Closed timpalpant closed 8 years ago
I want to learn about Pickling, I'll write this if you don't have it done already!
Go for it! I haven't started anything and it would be super helpful.
First attempt pickling a ClueDB has failed - pickle/cPickle apparently both struggle with lambda functions? And ClueDB._clue_to_answers is a defaultdict initialized with a lambda function. Looking for solutions to this now
Temporary fix by replacing the lambda with an importable function works and has let me do some speed testing. On my machine, loading a database takes... well, see for yourself
Test: Loading Loading times: mean=67.9141685009, std=3.17116179008, median=68.6186280251
Test: Unpickling (highest priority) Loading times: mean=41.9816338062, std=6.7354113375, median=42.4331450462
Run with 10 trials, consistency is good enough that that's more than enough. Definitely an improvement over loading, but not a huge one - I'll look for something better and if I don't find it, pickling it is and we can think about how to fix the lambda problem.
Edit: have not checked to see if pickling and unpickling a ClueDB gives the same ClueDB you started with because eq is not well-defined for ClueDBs. Not worrying about that yet, will later.

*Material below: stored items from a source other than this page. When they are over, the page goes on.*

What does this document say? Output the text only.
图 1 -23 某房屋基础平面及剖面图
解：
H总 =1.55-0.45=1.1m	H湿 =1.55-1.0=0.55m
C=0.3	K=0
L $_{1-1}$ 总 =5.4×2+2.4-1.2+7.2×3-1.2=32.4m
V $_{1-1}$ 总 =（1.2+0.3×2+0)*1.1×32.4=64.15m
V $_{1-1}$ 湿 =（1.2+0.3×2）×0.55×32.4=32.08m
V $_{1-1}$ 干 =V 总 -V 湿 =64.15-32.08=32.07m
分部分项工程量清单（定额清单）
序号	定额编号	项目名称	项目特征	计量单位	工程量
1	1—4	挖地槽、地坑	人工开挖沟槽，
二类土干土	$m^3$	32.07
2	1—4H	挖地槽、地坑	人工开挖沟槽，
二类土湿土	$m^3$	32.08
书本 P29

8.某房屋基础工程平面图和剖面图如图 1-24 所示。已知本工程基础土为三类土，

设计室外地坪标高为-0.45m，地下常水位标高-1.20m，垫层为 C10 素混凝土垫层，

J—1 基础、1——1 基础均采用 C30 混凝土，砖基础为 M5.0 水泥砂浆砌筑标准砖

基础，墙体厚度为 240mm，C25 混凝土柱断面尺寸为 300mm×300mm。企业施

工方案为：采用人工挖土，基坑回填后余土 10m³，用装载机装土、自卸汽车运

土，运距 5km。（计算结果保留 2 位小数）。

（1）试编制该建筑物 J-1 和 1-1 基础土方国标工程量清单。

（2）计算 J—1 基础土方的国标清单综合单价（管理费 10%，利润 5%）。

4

We have a new challenger (and a likely winner, once I write the tests that check to make sure the serialization works):
Test: Loading Loading times: mean=65.3548296293, std=0.95613521012, median=66.0260429382
Test: MessagePack Loading times: mean=17.1421430111, std=3.55922264153, median=15.5907959938
Test: Unpickle Loading times: mean=27.8242882888, std=3.72844386529, median=27.577742815
And in terms of the size:
MessagePack is much more limited than Pickle in terms of what it can serialize, so you have to write some custom prep code to get the class ready to serialize (and likewise to deserialize it). But for ClueDB it's pretty simple code, at least for now. A few more tests to write and then it'll be ready to pull.
Merged #14 -- Much faster, nice job finding MessagePack!
Resolved in #14 - can we close? Look at that
During startup we load several databases into memory to use for solving, such as the clue DB and a dictionary. Loading these from text files is slow (~45s).
Pre-process these resources into a format that can be loaded more quickly (maybe just a Pickle file). It will save time in the long run.